Michael James Winkelman

The Supernatural After the Neuro-Turn

Supernatural-Neuro-turn | Michael James Winkelman

This book takes what is often referred to as the “supernatural” to be normal natural phenomena that are closely linked to the neurobiology of the human species. Reflecting evolutionary and biocultural perspective, the chapters cover phenomena such as the origins of ritual, supernatural beliefs, out-of-body experiences, ghosts, and experiences of spirit entities. The introduction and 8 chapters of The Supernatural after the Neuroturn address the underlying neurological and evolutionary mechanisms. The contributors consider the “supernatural” as emerging from innate neurobiological structures and functions and reflecting ordinary neuro-biological processes that explain their universality and persistence. 

Cognitive approaches to religion characterize supernatural thought as manifestations of innate thought processes. Biogenetic perspectives situate the supernatural within humans’ efforts to infer hidden mechanisms underlying complex phenomena, brain processes that construct models about the natural world from limited data and perceptual capacities. Supernatural cognition reflects the integration of special design features for adaptations to social life through modules for self and other awareness that provide the basis for projection of a supernatural “other.” 

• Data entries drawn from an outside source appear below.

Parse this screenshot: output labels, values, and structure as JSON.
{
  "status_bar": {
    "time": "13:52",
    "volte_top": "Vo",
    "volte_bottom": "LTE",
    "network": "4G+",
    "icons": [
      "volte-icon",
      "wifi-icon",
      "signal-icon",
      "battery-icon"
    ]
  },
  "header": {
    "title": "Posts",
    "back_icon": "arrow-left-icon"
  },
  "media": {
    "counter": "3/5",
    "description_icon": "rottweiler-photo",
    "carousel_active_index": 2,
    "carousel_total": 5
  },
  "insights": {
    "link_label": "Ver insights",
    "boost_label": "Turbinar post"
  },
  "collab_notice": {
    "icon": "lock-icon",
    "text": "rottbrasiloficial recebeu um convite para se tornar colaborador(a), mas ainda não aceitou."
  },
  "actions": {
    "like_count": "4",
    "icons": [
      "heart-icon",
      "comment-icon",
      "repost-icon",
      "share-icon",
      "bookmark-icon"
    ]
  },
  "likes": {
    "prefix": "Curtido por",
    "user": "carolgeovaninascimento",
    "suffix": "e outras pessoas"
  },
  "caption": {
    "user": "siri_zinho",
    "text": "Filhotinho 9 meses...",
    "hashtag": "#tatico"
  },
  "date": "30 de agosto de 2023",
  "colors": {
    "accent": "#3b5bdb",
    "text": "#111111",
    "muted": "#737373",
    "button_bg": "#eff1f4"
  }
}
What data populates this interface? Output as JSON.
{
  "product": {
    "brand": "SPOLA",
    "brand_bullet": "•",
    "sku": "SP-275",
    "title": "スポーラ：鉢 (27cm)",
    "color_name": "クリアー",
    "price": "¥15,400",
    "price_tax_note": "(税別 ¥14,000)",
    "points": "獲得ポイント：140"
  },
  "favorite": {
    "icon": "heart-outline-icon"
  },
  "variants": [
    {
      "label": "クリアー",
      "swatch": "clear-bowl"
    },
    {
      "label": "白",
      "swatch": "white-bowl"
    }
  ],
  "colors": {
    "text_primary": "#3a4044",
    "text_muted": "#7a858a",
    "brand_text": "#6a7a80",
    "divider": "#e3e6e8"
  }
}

Supernatural thought also has biogenetic bases in ritual behaviour and its psychosocial communication functions that enhance communal bonding with mimetic expressive capacities that enhance social coordination. Some supernatural experiences reflect disintegration of the normal unity of innate modular processes, such as manifested in the out-of-body experience, where the visual perspective, physical body and personal identity are separated, allowing perceptions of movement apart from the body. Perceptions of ghosts may be the result of similar disruptions in the brain’s processing of information and the emergence of intuitive cognitive styles.

Religious revelations may reflect intuitive processes involving implicit information operating at quantum levels of the brain and involving an emergent order of informational organisation with top-down causal influences on both neural networks and the physical world. These explanations of supernatural experiences in terms of innate neurobiological structures and functions provides a naturalist paradigm for further research.